Around the world people have been told to stay home over the Easter holiday. Authorities in several countries have warned of roadblocks to enforce social distancing.
China has stepped up monitoring and reporting requirements for asymptomatic “silent” carriers. President Xi Jinping said on Wednesday that new challenges to China’s economic and social recovery were emerging.
The New York governor said a record 799 people died from Covid-19 on Wednesday, bringing the state’s total loss to 7,067 people. Cuomo warned the economic impact on the state was expected to be worse than 9/11. There were signs of hope, with New York recording its lowest number of new hospitalisations since the outbreak began.
The South Korean city of Daegu, which endured the first large coronavirus outbreak outside of China, on Friday reported zero new cases for the first time since late February, as new infections across the country dropped to record lows.
There have been calls for high-level inquiries into allegations of inhumane treatment in some aged care facilities. Around the world appalling stories have emerged from residential care homes for older people, including in Spain where the army has reported finding dead and abandoned people in their beds.

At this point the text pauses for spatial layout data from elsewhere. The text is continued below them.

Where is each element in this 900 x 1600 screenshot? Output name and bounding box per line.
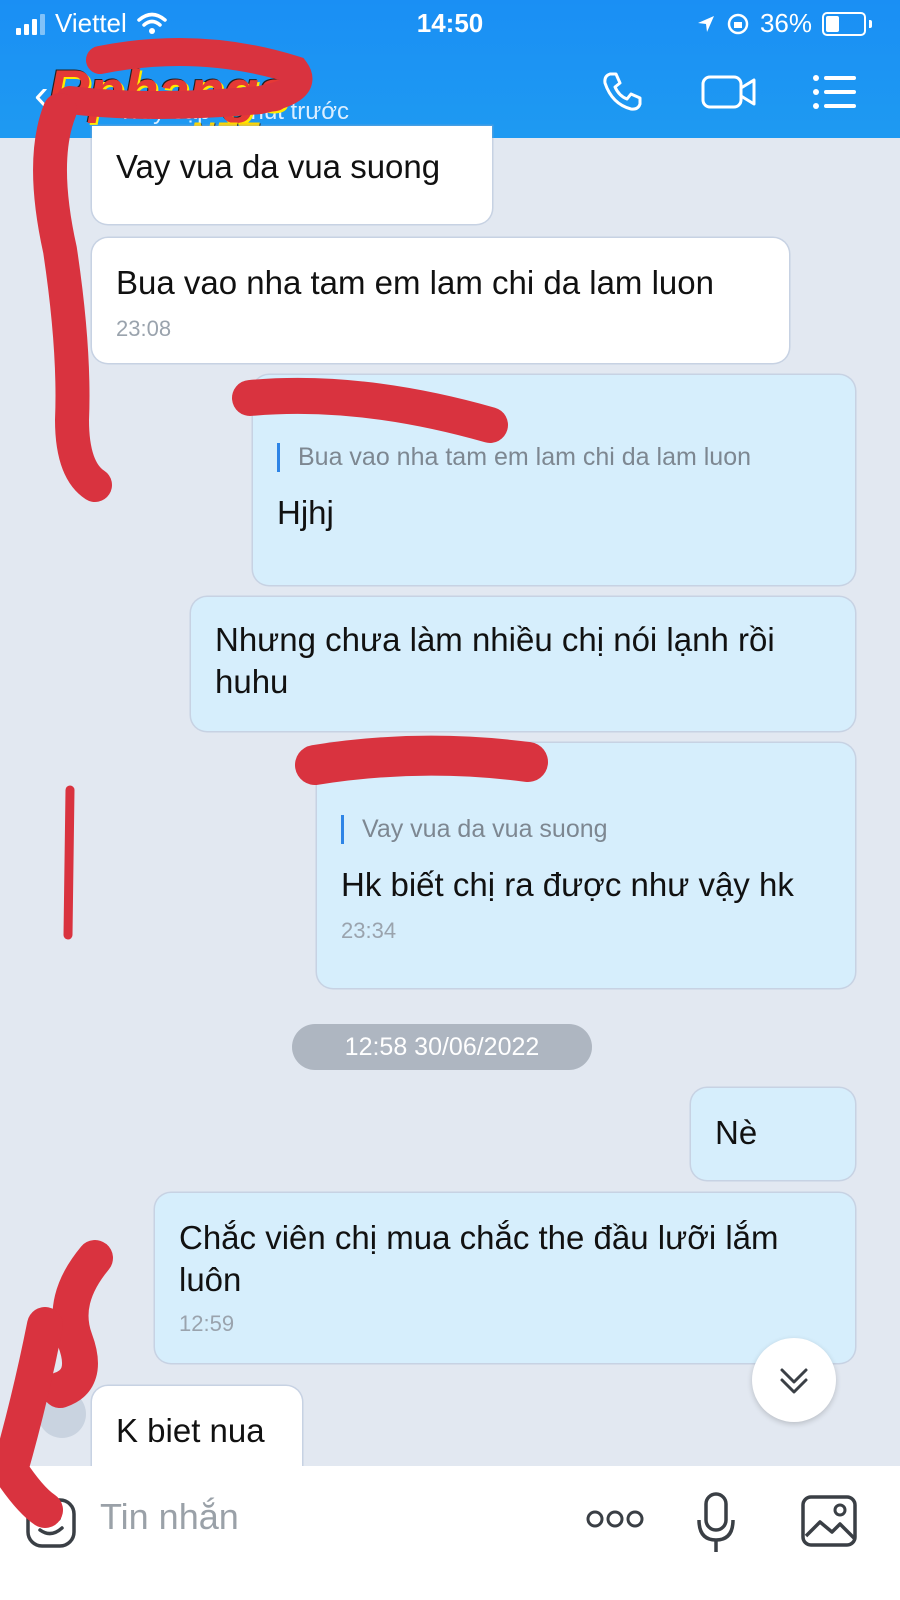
- avatar[interactable]: [38, 1390, 86, 1438]
- message-text: Vay vua da vua suong: [116, 148, 441, 185]
- message-text: Hjhj: [277, 494, 334, 531]
- microphone-icon[interactable]: [696, 1492, 736, 1556]
- message-bubble-outgoing[interactable]: Nhưng chưa làm nhiều chị nói lạnh rồi hu…: [191, 597, 855, 731]
- menu-list-icon[interactable]: [810, 68, 858, 116]
- message-bubble-incoming[interactable]: K biet nua: [92, 1386, 302, 1470]
- message-time: 12:59: [179, 1311, 235, 1336]
- date-divider: 12:58 30/06/2022: [292, 1024, 592, 1070]
- message-time: 23:08: [116, 316, 172, 341]
- message-bubble-incoming[interactable]: Vay vua da vua suong: [92, 126, 492, 224]
- message-bubble-outgoing[interactable]: Chắc viên chị mua chắc the đầu lưỡi lắm …: [155, 1193, 855, 1363]
- rotation-lock-icon: [727, 13, 749, 34]
- more-icon[interactable]: [585, 1506, 645, 1532]
- message-text: Hk biết chị ra được như vậy hk: [341, 866, 794, 903]
- message-text: Chắc viên chị mua chắc the đầu lưỡi lắm …: [179, 1219, 779, 1298]
- message-text: Bua vao nha tam em lam chi da lam luon: [116, 264, 714, 301]
- message-composer: Tin nhắn: [0, 1466, 900, 1600]
- message-bubble-outgoing[interactable]: Bua vao nha tam em lam chi da lam luon H…: [253, 375, 855, 585]
- sticker-icon[interactable]: [24, 1496, 78, 1550]
- location-icon: [697, 15, 714, 32]
- image-icon[interactable]: [800, 1494, 858, 1548]
- message-text: Nè: [715, 1114, 758, 1151]
- battery-percent: 36%: [759, 8, 812, 38]
- message-text: K biet nua: [116, 1412, 265, 1449]
- scroll-down-button[interactable]: [752, 1338, 836, 1422]
- message-input[interactable]: Tin nhắn: [100, 1496, 239, 1538]
- chevron-double-down-icon: [780, 1368, 808, 1394]
- video-call-icon[interactable]: [700, 68, 758, 116]
- quoted-message[interactable]: Bua vao nha tam em lam chi da lam luon: [277, 443, 831, 472]
- message-bubble-outgoing[interactable]: Nè: [691, 1088, 855, 1180]
- battery-icon: [822, 11, 866, 36]
- message-bubble-outgoing[interactable]: Vay vua da vua suong Hk biết chị ra được…: [317, 743, 855, 988]
- back-icon[interactable]: ‹: [34, 70, 49, 120]
- message-bubble-incoming[interactable]: Bua vao nha tam em lam chi da lam luon 2…: [92, 238, 789, 363]
- battery-tip: [869, 19, 872, 28]
- message-text: Nhưng chưa làm nhiều chị nói lạnh rồi hu…: [215, 621, 775, 700]
- message-time: 23:34: [341, 918, 397, 943]
- phone-icon[interactable]: [598, 68, 646, 116]
- watermark-logo: Rphangs: [48, 59, 290, 124]
- top-bar: Viettel 14:50 36% ‹ Truy cập 4 phút trướ…: [0, 0, 900, 154]
- quoted-message[interactable]: Vay vua da vua suong: [341, 815, 831, 844]
- status-right: 36%: [696, 8, 872, 39]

The death toll in UK care homes is likely to be far higher than reported, the Guardian has learned, with hundreds of people dying from confirmed or suspected coronavirus without yet being officially counted.
Bangladesh imposed a “complete lockdown” in its Cox’s Bazaar district, which is home to more than a million Rohingya refugees from neighbouring Myanmar, and South Africa extended its lockdown by a further fortnight, enforced by police and the army.
The official death toll from the coronavirus outbreak in Iran passed 4,000, the country’s health ministry reported on Thursday, after 117 more people were confirmed to have died from the disease in the previous 24 hours.